The way it works essentially is that we first tokenize the input and then pass the input to the model and try to teach it to predict the next token. This very small and not so intuitive thing helps model understand rules of grammar, maths and if you're model is big enough and you're training it on a huge dataset, even physics and science (which is crazyyyyy!!!).

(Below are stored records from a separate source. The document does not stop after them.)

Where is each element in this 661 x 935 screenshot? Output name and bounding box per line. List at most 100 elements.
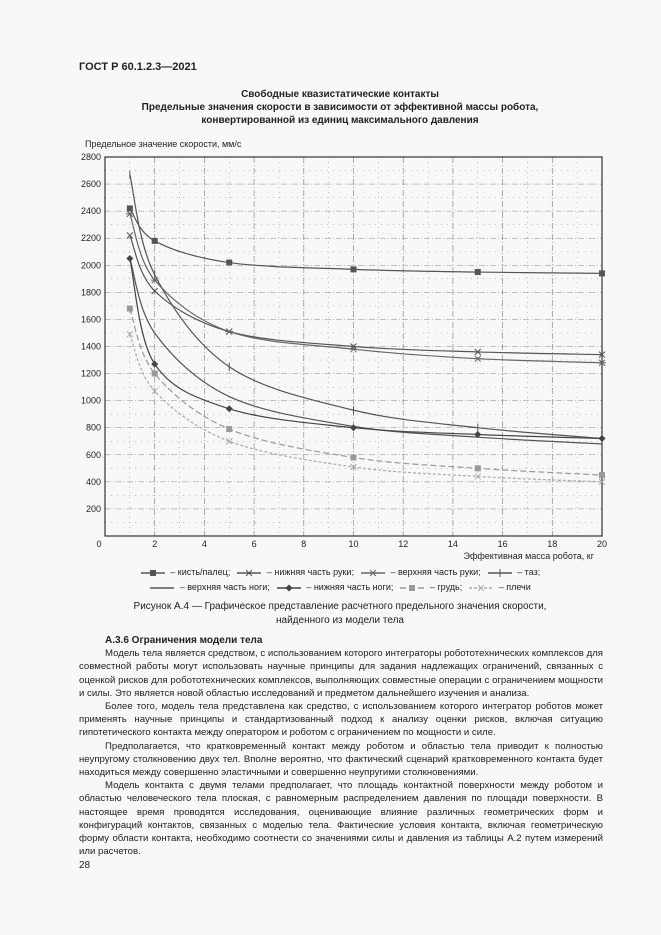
data-point xyxy=(473,355,482,363)
figure-title-line-1: Свободные квазистатические контакты xyxy=(241,89,439,100)
paragraph-2: Более того, модель тела представлена как… xyxy=(79,701,603,739)
series-6 xyxy=(126,255,606,443)
data-point xyxy=(350,266,357,273)
data-point xyxy=(599,472,605,479)
data-point xyxy=(474,465,481,472)
y-tick-label: 200 xyxy=(86,504,101,514)
legend-swatch-marker xyxy=(409,584,416,591)
legend-swatch xyxy=(400,584,425,591)
plot-frame xyxy=(104,156,603,537)
caption-line-2: найденного из модели тела xyxy=(276,615,404,626)
legend-swatch xyxy=(150,586,175,589)
data-point xyxy=(225,405,233,413)
y-tick-label: 2400 xyxy=(81,206,101,216)
legend-item: – нижняя часть руки; xyxy=(236,567,354,577)
y-tick-label: 2200 xyxy=(81,233,101,243)
legend-swatch-marker xyxy=(149,569,156,576)
x-axis-label: Эффективная масса робота, кг xyxy=(463,551,594,561)
series-7 xyxy=(126,305,605,479)
legend-row: – кисть/палец; – нижняя часть руки; – ве… xyxy=(80,565,600,580)
x-tick-label: 0 xyxy=(96,539,101,549)
legend-swatch xyxy=(487,568,512,577)
series-4 xyxy=(129,170,603,443)
legend-label: – кисть/палец; xyxy=(167,567,231,577)
data-point xyxy=(599,270,605,277)
data-point xyxy=(125,210,134,218)
series-2 xyxy=(126,232,606,358)
x-tick-label: 10 xyxy=(348,539,358,549)
legend-item: – плечи xyxy=(468,582,531,592)
series-1 xyxy=(126,205,605,277)
page-number: 28 xyxy=(79,860,91,871)
data-point xyxy=(126,305,133,312)
legend-label: – нижняя часть ноги; xyxy=(303,582,394,592)
x-tick-label: 20 xyxy=(597,539,607,549)
y-tick-label: 600 xyxy=(86,450,101,460)
legend-swatch-marker xyxy=(477,584,485,591)
series-line xyxy=(129,258,603,445)
series-3 xyxy=(125,210,606,367)
legend-swatch-marker xyxy=(245,569,253,576)
data-point xyxy=(151,360,159,368)
series-line xyxy=(129,258,603,440)
figure-title-line-2: Предельные значения скорости в зависимос… xyxy=(141,102,539,113)
y-tick-label: 2600 xyxy=(81,179,101,189)
series-5 xyxy=(129,258,603,445)
data-point xyxy=(126,330,134,338)
legend-label: – таз; xyxy=(514,567,541,577)
legend-item: – нижняя часть ноги; xyxy=(276,582,394,592)
data-point xyxy=(474,430,482,438)
figure-caption: Рисунок А.4 — Графическое представление … xyxy=(60,600,620,628)
x-tick-label: 6 xyxy=(252,539,257,549)
x-tick-label: 16 xyxy=(498,539,508,549)
caption-line-1: Рисунок А.4 — Графическое представление … xyxy=(133,601,547,612)
data-point xyxy=(598,435,606,443)
legend-swatch xyxy=(360,569,385,576)
data-point xyxy=(151,237,158,244)
series-8 xyxy=(126,330,606,486)
data-point xyxy=(126,255,134,263)
legend-label: – верхняя часть ноги; xyxy=(177,582,270,592)
paragraph-4: Модель контакта с двумя телами предполаг… xyxy=(79,780,603,858)
legend-item: – верхняя часть ноги; xyxy=(149,582,270,592)
series-line xyxy=(129,174,603,440)
data-point xyxy=(474,269,481,276)
x-tick-label: 8 xyxy=(301,539,306,549)
series-line xyxy=(129,308,603,476)
data-point xyxy=(151,287,159,295)
data-point xyxy=(226,259,233,266)
figure-title-line-3: конвертированной из единиц максимального… xyxy=(201,115,479,126)
legend-swatch xyxy=(469,584,494,591)
legend-swatch xyxy=(140,569,165,576)
y-tick-label: 2800 xyxy=(81,152,101,162)
x-tick-label: 18 xyxy=(547,539,557,549)
y-tick-label: 800 xyxy=(86,423,101,433)
legend-label: – грудь; xyxy=(427,582,463,592)
legend-item: – верхняя часть руки; xyxy=(360,567,481,577)
data-point xyxy=(151,387,159,395)
standard-header: ГОСТ Р 60.1.2.3—2021 xyxy=(79,61,197,73)
section-title: А.3.6 Ограничения модели тела xyxy=(105,635,263,646)
legend-item: – грудь; xyxy=(399,582,462,592)
legend-swatch xyxy=(237,569,262,576)
data-point xyxy=(598,478,606,486)
data-point xyxy=(226,426,233,433)
legend-label: – нижняя часть руки; xyxy=(264,567,354,577)
x-tick-label: 4 xyxy=(202,539,207,549)
data-point xyxy=(126,232,134,239)
legend-swatch-marker xyxy=(368,569,377,576)
velocity-chart: 0 2 4 6 8 10 12 14 16 18 20 200 400 600 800 1000 1200 140… xyxy=(81,152,607,561)
legend-item: – таз; xyxy=(487,567,541,577)
x-tick-label: 14 xyxy=(448,539,458,549)
data-point xyxy=(225,437,233,445)
legend-label: – плечи xyxy=(496,582,531,592)
data-point xyxy=(598,359,606,367)
data-point xyxy=(349,345,358,353)
y-tick-label: 400 xyxy=(86,477,101,487)
legend-swatch xyxy=(276,584,301,592)
data-point xyxy=(126,205,133,212)
legend-swatch-marker xyxy=(285,584,293,592)
data-point xyxy=(151,370,158,377)
paragraph-3: Предполагается, что кратковременный конт… xyxy=(79,740,603,779)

However ofcs my model was very small and it was being trained on a dataset that was way smaller than the entire internet so mine just learnt how to blabber random words.
Next up the thing that I wanted to try was to go from blabbering to actually responding to user queries and for that the next stage was SFT or Supervised Fine Tuning. This is actually quite straight forward, its this stage where we fine tune the model on a dataset containing user questions and assitant responses. And at this point I decided that I want to finetune my model on the whatsapp conversations between me and my GF (Do not try this without permission) cause why not?
I simply exported the whatsapp chats and then asked cursor to write a script to convert those chats from a .txt file to a nicely formatted json that i would use during SFT of my model and then I used that json to finetune the model for 4 epochs with a small batch size (cz I only had one GPU to train on) and lower learning rate. I couldn't get the validation loss to go below 4 but even at that point the best model was responding with some half baked but gf sounding messages.

So why did I write all this?
Maybe just to highlight how in the age of abundance you can just do things.